The Central Asian countries have compounded these problems by failing to adopt a united front. All but Tajikistan have attempted to find some common ground with Kabul. Dushanbe has instead taken a harder line, an approach that has made it easier for Afghanistan to ignore its immediate neighbors (see EDM, September 10, 2021). On their respective sides, Moscow is distracted by its war against Ukraine, and Beijing has pursued a divided policy on the canal. All this has allowed Kabul to ignore the complaints of outsiders and proceed with the project.   

What happens next depends largely on how Kabul reads the latest clashes in northern Afghanistan. If Taliban officials conclude that this was a local ethnic matter, the situation may not quickly escalate. However, if the regime decides that Tajikistan was behind these protests, the situation could quickly explode. In response, Kabul would likely expand its efforts to promote Islamist goals to the north, beginning in Tajikistan’s Gorno-Badakhshan region and then spreading more broadly. This course appears especially likely as Kabul has made clear that it sees the canal not only as a national project but also as a weapon to promote Afghanistan’s influence far beyond its borders (ASIA-Plus, January 14). If that happens, Dushanbe will face a serious political crisis, rivaling the worst of the past two decades. The other Central Asian countries will likely seek to present themselves as mediators despite past failures in that regard. Nevertheless, for the moment, they seem committed to including Afghanistan in international conversations rather than excluding it (, September 15, 2023; The Times of Central Asia, June 11).

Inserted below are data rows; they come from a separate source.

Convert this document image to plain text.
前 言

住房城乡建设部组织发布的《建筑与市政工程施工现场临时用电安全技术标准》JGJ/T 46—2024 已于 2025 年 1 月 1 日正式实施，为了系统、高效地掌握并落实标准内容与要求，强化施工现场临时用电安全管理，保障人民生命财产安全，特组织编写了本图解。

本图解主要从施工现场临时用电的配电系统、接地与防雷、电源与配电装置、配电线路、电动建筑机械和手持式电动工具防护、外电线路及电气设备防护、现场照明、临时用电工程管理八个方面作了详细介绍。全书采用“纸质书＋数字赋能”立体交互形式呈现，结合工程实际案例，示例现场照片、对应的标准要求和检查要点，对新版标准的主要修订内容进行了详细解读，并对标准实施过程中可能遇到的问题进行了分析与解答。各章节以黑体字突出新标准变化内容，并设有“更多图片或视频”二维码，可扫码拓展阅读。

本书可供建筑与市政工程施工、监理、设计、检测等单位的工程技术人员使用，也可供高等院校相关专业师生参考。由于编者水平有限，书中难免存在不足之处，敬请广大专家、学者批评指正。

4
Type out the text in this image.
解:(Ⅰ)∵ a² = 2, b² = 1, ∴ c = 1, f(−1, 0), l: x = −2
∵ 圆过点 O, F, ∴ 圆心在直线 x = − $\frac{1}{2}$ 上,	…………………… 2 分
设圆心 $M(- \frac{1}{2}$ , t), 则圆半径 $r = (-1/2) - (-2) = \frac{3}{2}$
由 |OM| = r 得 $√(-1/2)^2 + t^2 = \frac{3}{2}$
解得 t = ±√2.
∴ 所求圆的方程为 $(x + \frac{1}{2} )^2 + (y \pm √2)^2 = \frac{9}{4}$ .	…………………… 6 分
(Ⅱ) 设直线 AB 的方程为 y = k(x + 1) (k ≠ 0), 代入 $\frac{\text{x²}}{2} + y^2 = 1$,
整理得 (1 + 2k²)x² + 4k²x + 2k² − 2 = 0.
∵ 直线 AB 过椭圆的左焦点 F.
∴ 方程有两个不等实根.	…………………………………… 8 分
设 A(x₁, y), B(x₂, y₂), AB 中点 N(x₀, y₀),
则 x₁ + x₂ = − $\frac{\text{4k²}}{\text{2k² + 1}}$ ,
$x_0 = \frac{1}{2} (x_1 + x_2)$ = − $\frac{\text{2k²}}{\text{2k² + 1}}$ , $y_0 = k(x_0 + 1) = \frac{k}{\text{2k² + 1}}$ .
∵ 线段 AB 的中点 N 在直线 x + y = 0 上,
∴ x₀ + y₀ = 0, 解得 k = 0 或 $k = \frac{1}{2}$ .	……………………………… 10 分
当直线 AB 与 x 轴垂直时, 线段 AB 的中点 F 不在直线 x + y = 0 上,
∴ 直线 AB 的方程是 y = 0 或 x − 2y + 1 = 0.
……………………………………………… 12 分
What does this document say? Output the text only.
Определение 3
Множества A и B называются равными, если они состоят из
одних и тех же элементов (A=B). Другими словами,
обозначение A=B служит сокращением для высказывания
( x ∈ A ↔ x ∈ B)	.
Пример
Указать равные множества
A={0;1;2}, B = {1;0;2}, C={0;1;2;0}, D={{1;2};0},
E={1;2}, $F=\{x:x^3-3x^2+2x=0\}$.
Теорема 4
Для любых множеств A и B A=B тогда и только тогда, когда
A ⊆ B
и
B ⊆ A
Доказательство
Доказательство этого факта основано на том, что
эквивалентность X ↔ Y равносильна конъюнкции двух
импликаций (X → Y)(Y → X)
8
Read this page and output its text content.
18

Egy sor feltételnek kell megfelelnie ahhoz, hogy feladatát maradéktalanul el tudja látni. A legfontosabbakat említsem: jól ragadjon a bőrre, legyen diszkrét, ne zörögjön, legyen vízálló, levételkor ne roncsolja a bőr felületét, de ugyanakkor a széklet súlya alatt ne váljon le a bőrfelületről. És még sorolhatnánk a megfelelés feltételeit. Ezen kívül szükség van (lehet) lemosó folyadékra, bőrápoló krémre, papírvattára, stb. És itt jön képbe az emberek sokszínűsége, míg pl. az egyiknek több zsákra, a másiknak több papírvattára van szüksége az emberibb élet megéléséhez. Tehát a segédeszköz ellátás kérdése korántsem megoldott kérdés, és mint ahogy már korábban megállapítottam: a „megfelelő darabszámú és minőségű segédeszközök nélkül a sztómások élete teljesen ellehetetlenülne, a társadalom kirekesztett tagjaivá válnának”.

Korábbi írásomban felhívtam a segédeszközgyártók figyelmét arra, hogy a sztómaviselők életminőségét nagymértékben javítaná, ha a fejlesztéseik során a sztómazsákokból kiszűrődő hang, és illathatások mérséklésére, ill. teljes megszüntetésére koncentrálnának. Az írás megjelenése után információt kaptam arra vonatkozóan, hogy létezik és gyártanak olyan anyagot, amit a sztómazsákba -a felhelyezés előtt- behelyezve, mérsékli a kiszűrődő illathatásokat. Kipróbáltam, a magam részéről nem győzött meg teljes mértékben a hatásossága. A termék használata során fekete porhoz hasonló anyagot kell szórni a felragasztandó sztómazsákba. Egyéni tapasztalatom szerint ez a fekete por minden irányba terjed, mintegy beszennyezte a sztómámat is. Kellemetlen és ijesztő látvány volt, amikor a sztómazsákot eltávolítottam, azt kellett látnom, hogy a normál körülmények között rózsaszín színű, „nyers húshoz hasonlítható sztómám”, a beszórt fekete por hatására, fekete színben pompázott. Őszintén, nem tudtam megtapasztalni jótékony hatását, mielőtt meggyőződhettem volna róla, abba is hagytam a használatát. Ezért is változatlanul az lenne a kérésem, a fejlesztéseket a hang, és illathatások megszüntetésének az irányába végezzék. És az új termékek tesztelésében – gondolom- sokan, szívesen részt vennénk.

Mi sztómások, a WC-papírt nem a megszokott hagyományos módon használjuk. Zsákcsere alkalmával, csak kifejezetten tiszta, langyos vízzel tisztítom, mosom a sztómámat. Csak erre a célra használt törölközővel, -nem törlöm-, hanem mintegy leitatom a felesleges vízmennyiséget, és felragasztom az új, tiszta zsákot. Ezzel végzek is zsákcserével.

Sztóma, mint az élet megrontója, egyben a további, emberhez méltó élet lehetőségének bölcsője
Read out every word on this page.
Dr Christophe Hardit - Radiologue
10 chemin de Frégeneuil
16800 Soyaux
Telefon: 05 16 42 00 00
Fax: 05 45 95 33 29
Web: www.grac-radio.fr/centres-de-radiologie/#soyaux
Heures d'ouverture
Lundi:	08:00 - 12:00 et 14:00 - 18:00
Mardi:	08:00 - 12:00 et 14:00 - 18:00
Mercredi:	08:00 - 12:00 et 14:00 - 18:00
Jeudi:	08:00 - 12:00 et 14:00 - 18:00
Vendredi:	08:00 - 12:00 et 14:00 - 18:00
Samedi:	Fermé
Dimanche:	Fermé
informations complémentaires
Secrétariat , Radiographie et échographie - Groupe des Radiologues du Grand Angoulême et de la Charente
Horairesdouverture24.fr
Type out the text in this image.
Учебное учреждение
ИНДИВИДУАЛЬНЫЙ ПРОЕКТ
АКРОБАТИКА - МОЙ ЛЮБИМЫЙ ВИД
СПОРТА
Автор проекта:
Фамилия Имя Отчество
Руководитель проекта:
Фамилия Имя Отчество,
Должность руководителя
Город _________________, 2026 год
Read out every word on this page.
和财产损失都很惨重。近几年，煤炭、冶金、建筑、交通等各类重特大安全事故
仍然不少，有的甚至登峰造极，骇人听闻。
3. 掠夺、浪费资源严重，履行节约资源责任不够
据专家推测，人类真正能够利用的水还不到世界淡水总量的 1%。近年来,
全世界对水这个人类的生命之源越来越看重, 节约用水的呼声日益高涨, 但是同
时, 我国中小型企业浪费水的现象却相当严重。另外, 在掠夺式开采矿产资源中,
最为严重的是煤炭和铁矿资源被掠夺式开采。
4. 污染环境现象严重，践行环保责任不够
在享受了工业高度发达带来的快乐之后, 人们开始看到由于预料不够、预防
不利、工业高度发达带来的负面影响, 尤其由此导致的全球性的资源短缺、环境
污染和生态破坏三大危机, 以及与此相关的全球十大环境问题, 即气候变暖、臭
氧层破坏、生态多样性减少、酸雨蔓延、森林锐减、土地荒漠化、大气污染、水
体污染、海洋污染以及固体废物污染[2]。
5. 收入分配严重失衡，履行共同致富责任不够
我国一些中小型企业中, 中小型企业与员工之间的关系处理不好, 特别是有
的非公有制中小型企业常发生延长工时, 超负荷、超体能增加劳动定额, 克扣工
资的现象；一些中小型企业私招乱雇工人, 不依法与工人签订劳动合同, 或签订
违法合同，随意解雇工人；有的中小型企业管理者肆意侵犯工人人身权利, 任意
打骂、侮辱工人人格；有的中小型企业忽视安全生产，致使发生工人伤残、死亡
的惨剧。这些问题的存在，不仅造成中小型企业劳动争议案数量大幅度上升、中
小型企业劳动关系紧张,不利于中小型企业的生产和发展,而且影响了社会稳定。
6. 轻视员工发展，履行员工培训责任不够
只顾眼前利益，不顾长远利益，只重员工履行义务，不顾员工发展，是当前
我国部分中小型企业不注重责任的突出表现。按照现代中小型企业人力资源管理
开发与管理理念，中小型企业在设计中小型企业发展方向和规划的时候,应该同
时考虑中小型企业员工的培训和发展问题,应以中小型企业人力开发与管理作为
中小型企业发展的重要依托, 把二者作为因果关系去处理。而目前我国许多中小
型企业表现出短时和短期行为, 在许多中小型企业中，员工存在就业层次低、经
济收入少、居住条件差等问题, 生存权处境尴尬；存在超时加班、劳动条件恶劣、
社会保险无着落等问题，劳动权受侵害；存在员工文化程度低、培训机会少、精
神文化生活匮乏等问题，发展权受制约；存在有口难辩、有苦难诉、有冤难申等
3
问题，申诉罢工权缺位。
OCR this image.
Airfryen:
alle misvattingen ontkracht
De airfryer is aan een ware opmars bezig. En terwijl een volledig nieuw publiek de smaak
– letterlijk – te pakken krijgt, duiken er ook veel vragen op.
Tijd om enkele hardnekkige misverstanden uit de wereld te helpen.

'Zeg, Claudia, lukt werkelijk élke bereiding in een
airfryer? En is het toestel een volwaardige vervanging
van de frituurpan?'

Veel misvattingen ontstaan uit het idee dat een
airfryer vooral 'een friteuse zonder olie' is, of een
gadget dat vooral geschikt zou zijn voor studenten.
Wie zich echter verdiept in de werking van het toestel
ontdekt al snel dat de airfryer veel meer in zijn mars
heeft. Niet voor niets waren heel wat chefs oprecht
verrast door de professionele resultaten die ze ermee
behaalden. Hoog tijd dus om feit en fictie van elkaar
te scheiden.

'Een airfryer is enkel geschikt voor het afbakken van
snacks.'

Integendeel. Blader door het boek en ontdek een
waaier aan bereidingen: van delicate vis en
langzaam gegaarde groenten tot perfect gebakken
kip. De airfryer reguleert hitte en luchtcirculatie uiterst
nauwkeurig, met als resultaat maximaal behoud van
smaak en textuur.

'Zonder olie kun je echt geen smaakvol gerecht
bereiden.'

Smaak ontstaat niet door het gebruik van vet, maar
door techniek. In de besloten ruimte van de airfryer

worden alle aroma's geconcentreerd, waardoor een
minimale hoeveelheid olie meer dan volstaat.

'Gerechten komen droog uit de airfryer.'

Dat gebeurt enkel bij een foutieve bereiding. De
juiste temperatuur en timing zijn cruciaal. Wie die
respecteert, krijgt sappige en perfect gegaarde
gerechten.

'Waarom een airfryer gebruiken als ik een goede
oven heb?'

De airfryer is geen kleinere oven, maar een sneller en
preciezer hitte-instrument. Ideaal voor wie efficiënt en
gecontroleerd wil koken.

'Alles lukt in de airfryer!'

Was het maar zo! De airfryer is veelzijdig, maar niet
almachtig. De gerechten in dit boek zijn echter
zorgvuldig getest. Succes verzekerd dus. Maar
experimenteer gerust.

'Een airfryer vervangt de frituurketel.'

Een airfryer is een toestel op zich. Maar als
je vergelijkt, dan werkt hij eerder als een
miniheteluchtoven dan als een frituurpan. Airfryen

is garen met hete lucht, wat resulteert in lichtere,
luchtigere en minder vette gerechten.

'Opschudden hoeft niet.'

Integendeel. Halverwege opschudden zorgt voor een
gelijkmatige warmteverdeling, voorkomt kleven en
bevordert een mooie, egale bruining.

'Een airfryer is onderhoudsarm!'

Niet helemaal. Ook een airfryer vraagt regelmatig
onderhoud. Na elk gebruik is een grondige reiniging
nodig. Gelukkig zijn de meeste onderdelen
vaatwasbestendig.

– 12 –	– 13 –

Russia and China are also likely to respond to any Kabul move, Moscow by increasing security at its base in Tajikistan and Beijing by leaning on its influence in Dushanbe and Kabul, lest it lose the gains it has made in both countries. Neither step will block the canal project, though both may slow Kabul’s response in Tajikistan. Meanwhile, due to minimal influence in Kabul, the United States has few options in this situation. Nevertheless, the wider impact of the Qosh Tepa Canal on Tajikistan and the geopolitics of Central Asia mean that Washington cannot stand aside or risk losing influence either to Islamist radicals or China and Russia. The United States is not without options: it can promote better water usage measures in Central Asia and even desalinization projects there—two moves that could reduce threats emanating from the Taliban and from Russia and China. This will only be possible, however, if Washington connects the dots between a canal project few have even heard of and the future of an enormous portion of Eurasia.